Sep 16, 2008 12:26pm

Take a look at the picture that goes with this blog post.  It may be a piece of history. Scientists at the University of Toronto say they believe the dot, circled in the upper left, is the first planet ever actually imaged orbiting another star like our Sun.  The star has the prosaic name 1RXS J160929.1-210524, and it’s about 500 light-years from Earth.  The planet, if that’s what it proves to be, is about eight times as massive as Jupiter (Jupiter, for the record, is about 318 times as massive as Earth), and it’s about 330 times as far from its host star as we are from the Sun.  Details HERE. It’s probably not a nice place.  It appears to have a temperature of 1,500 degrees C (2,700 deg. F), and if it’s like the (much colder) giant planets in our solar system — Jupiter, Saturn, Uranus, Neptune — it’s probably a gaseous sphere without a solid surface.  The astronomers say they’re also puzzled at how far it is from the star; Neptune, by comparison, is less than a tenth as distant from our Sun.
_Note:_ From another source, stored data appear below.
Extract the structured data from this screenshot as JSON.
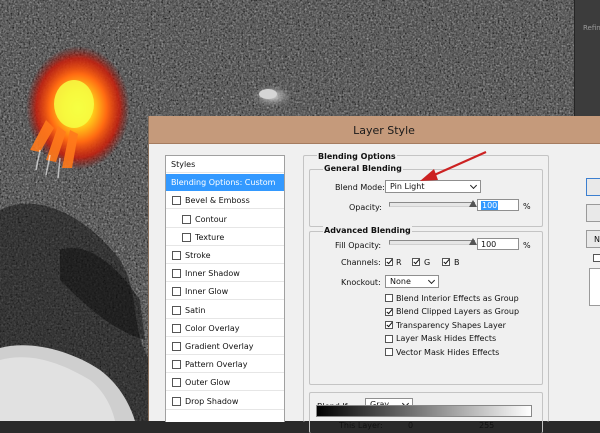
{
  "background": {
    "panel_text": "Refin"
  },
  "dialog": {
    "title": "Layer Style",
    "styles": [
      {
        "label": "Styles",
        "checkbox": false,
        "checked": false,
        "indent": 0,
        "selected": false
      },
      {
        "label": "Blending Options: Custom",
        "checkbox": false,
        "checked": false,
        "indent": 0,
        "selected": true
      },
      {
        "label": "Bevel & Emboss",
        "checkbox": true,
        "checked": false,
        "indent": 0,
        "selected": false
      },
      {
        "label": "Contour",
        "checkbox": true,
        "checked": false,
        "indent": 1,
        "selected": false
      },
      {
        "label": "Texture",
        "checkbox": true,
        "checked": false,
        "indent": 1,
        "selected": false
      },
      {
        "label": "Stroke",
        "checkbox": true,
        "checked": false,
        "indent": 0,
        "selected": false
      },
      {
        "label": "Inner Shadow",
        "checkbox": true,
        "checked": false,
        "indent": 0,
        "selected": false
      },
      {
        "label": "Inner Glow",
        "checkbox": true,
        "checked": false,
        "indent": 0,
        "selected": false
      },
      {
        "label": "Satin",
        "checkbox": true,
        "checked": false,
        "indent": 0,
        "selected": false
      },
      {
        "label": "Color Overlay",
        "checkbox": true,
        "checked": false,
        "indent": 0,
        "selected": false
      },
      {
        "label": "Gradient Overlay",
        "checkbox": true,
        "checked": false,
        "indent": 0,
        "selected": false
      },
      {
        "label": "Pattern Overlay",
        "checkbox": true,
        "checked": false,
        "indent": 0,
        "selected": false
      },
      {
        "label": "Outer Glow",
        "checkbox": true,
        "checked": false,
        "indent": 0,
        "selected": false
      },
      {
        "label": "Drop Shadow",
        "checkbox": true,
        "checked": false,
        "indent": 0,
        "selected": false
      }
    ],
    "blending": {
      "section_title": "Blending Options",
      "general_title": "General Blending",
      "blend_mode_label": "Blend Mode:",
      "blend_mode_value": "Pin Light",
      "opacity_label": "Opacity:",
      "opacity_value": "100",
      "opacity_unit": "%",
      "opacity_level": 1.0,
      "advanced_title": "Advanced Blending",
      "fill_opacity_label": "Fill Opacity:",
      "fill_opacity_value": "100",
      "fill_opacity_unit": "%",
      "fill_opacity_level": 1.0,
      "channels_label": "Channels:",
      "channel_r": "R",
      "channel_g": "G",
      "channel_b": "B",
      "knockout_label": "Knockout:",
      "knockout_value": "None",
      "options": [
        {
          "label": "Blend Interior Effects as Group",
          "checked": false
        },
        {
          "label": "Blend Clipped Layers as Group",
          "checked": true
        },
        {
          "label": "Transparency Shapes Layer",
          "checked": true
        },
        {
          "label": "Layer Mask Hides Effects",
          "checked": false
        },
        {
          "label": "Vector Mask Hides Effects",
          "checked": false
        }
      ],
      "blend_if_label": "Blend If:",
      "blend_if_value": "Gray",
      "this_layer_label": "This Layer:",
      "this_layer_min": "0",
      "this_layer_max": "255"
    },
    "right_buttons": {
      "partial_label": "N"
    }
  },
  "colors": {
    "titlebar": "#c59a7b",
    "selection": "#3399ff",
    "arrow": "#cc2222"
  },
  "icons": [
    "chevron-down-icon",
    "checkbox-icon",
    "slider-thumb-icon",
    "red-arrow-annotation-icon"
  ]
}
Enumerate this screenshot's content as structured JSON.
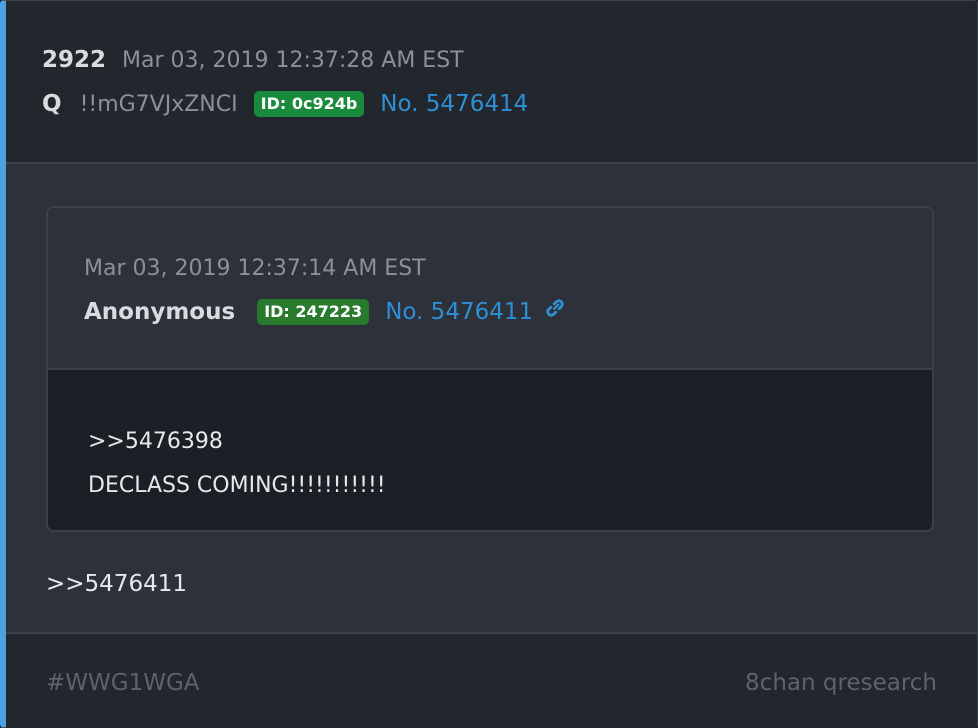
{
  "post": {
    "count": "2922",
    "timestamp": "Mar 03, 2019 12:37:28 AM EST",
    "author": "Q",
    "tripcode": "!!mG7VJxZNCI",
    "id_badge": "ID: 0c924b",
    "post_number": "No. 5476414",
    "reply_text": ">>5476411"
  },
  "quoted": {
    "timestamp": "Mar 03, 2019 12:37:14 AM EST",
    "author": "Anonymous",
    "id_badge": "ID: 247223",
    "post_number": "No. 5476411",
    "link_icon": "link-icon",
    "lines": [
      ">>5476398",
      "DECLASS COMING!!!!!!!!!!!"
    ]
  },
  "footer": {
    "hashtag": "#WWG1WGA",
    "source": "8chan qresearch"
  },
  "colors": {
    "accent": "#4aa3df",
    "link": "#2e8fd4",
    "badge_q": "#1a8a3c",
    "badge_anon": "#2a7a2e"
  }
}
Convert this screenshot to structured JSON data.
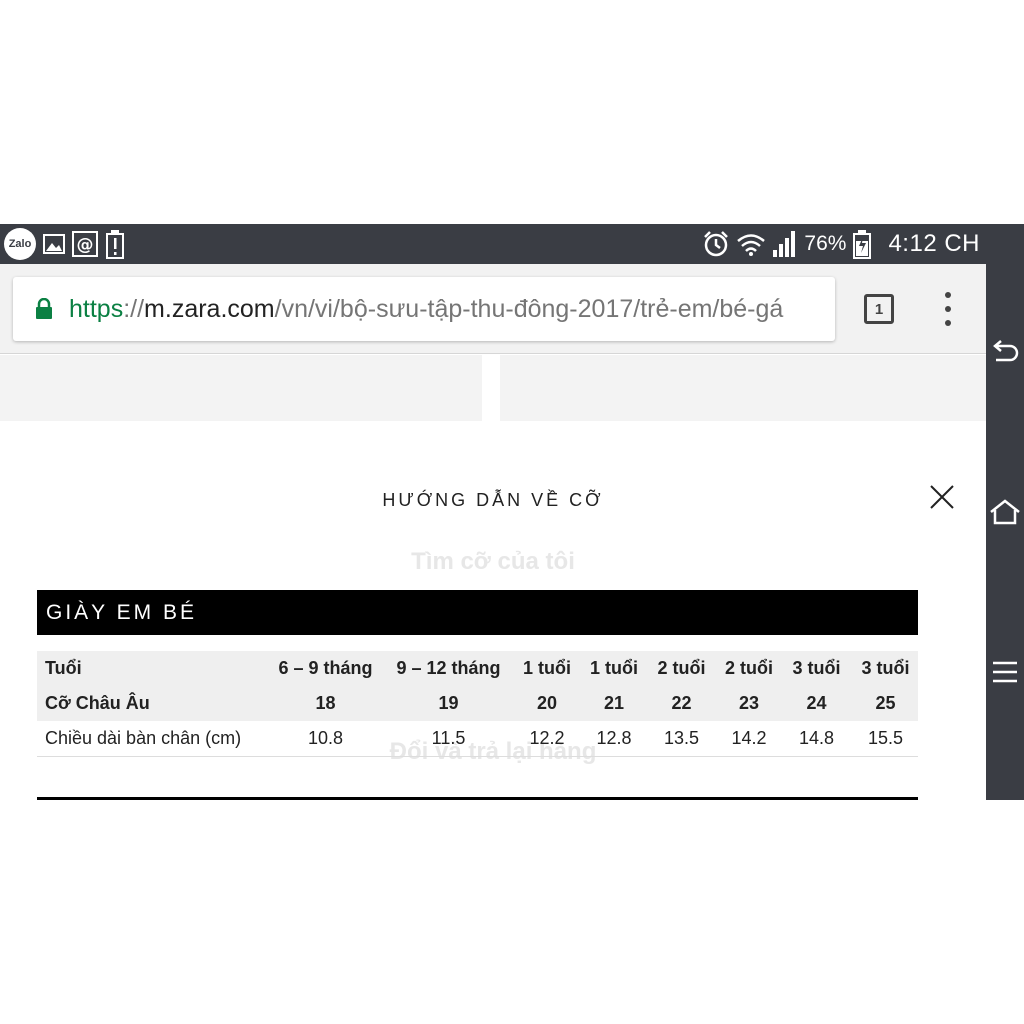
{
  "status_bar": {
    "zalo_label": "Zalo",
    "battery_percent": "76%",
    "time": "4:12 CH"
  },
  "browser": {
    "url_scheme": "https",
    "url_separator": "://",
    "url_host": "m.zara.com",
    "url_path": "/vn/vi/bộ-sưu-tập-thu-đông-2017/trẻ-em/bé-gá",
    "tab_count": "1"
  },
  "background_ghost_text": {
    "find_size": "Tìm cỡ của tôi",
    "returns": "Đổi và trả lại hàng"
  },
  "modal": {
    "title": "HƯỚNG DẪN VỀ CỠ",
    "section_header": "GIÀY EM BÉ",
    "table": {
      "rows": [
        {
          "label": "Tuổi",
          "cells": [
            "6 – 9 tháng",
            "9 – 12 tháng",
            "1 tuổi",
            "1 tuổi",
            "2 tuổi",
            "2 tuổi",
            "3 tuổi",
            "3 tuổi"
          ]
        },
        {
          "label": "Cỡ Châu Âu",
          "cells": [
            "18",
            "19",
            "20",
            "21",
            "22",
            "23",
            "24",
            "25"
          ]
        },
        {
          "label": "Chiều dài bàn chân (cm)",
          "cells": [
            "10.8",
            "11.5",
            "12.2",
            "12.8",
            "13.5",
            "14.2",
            "14.8",
            "15.5"
          ]
        }
      ]
    }
  },
  "icons": {
    "status_left": [
      "zalo-icon",
      "image-icon",
      "at-sign-icon",
      "battery-alert-icon"
    ],
    "status_right": [
      "alarm-icon",
      "wifi-icon",
      "signal-icon",
      "battery-charging-icon"
    ],
    "nav": [
      "back-icon",
      "home-icon",
      "menu-icon"
    ],
    "browser": [
      "lock-icon",
      "tab-switcher-icon",
      "overflow-menu-icon"
    ],
    "modal": [
      "close-icon"
    ]
  },
  "colors": {
    "status_bar": "#3a3d44",
    "secure_scheme": "#0b8043",
    "header_bar": "#000000",
    "table_shade": "#efefef"
  }
}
A few so-called exoplanets have been imaged before, but they were odd cases.  One was circling a brown dwarf, a kind of star without enough mass to keep hydrogen fusion going.  Another was apparently on its own in interstellar space.  Scientists have counted more than 200 exoplanets since the mid-1990s — but without actually seeing them.  Their existence was usually inferred from the little bit of wobble their gravity imposed on their host stars. The aspiring discoverers, David Lafrenière, Ray Jayawardhana, and Marten H. van Kerkwijk, have submitted their findings to The Astrophysical Journal; you can find the abstract HERE. They will have to watch their putative planet for a couple of years to make sure it’s actually in orbit, and not just in front of, or behind, the star.  If star and planet move together, this picture could become iconic.  If not, it will just be a footnote.  (Image courtesy Gemini Observatory, whose Gemini North telescope in Hawaii was used to make the observations.  Adapative optics were used to counteract the distorting effects of the earth’s atmosphere.)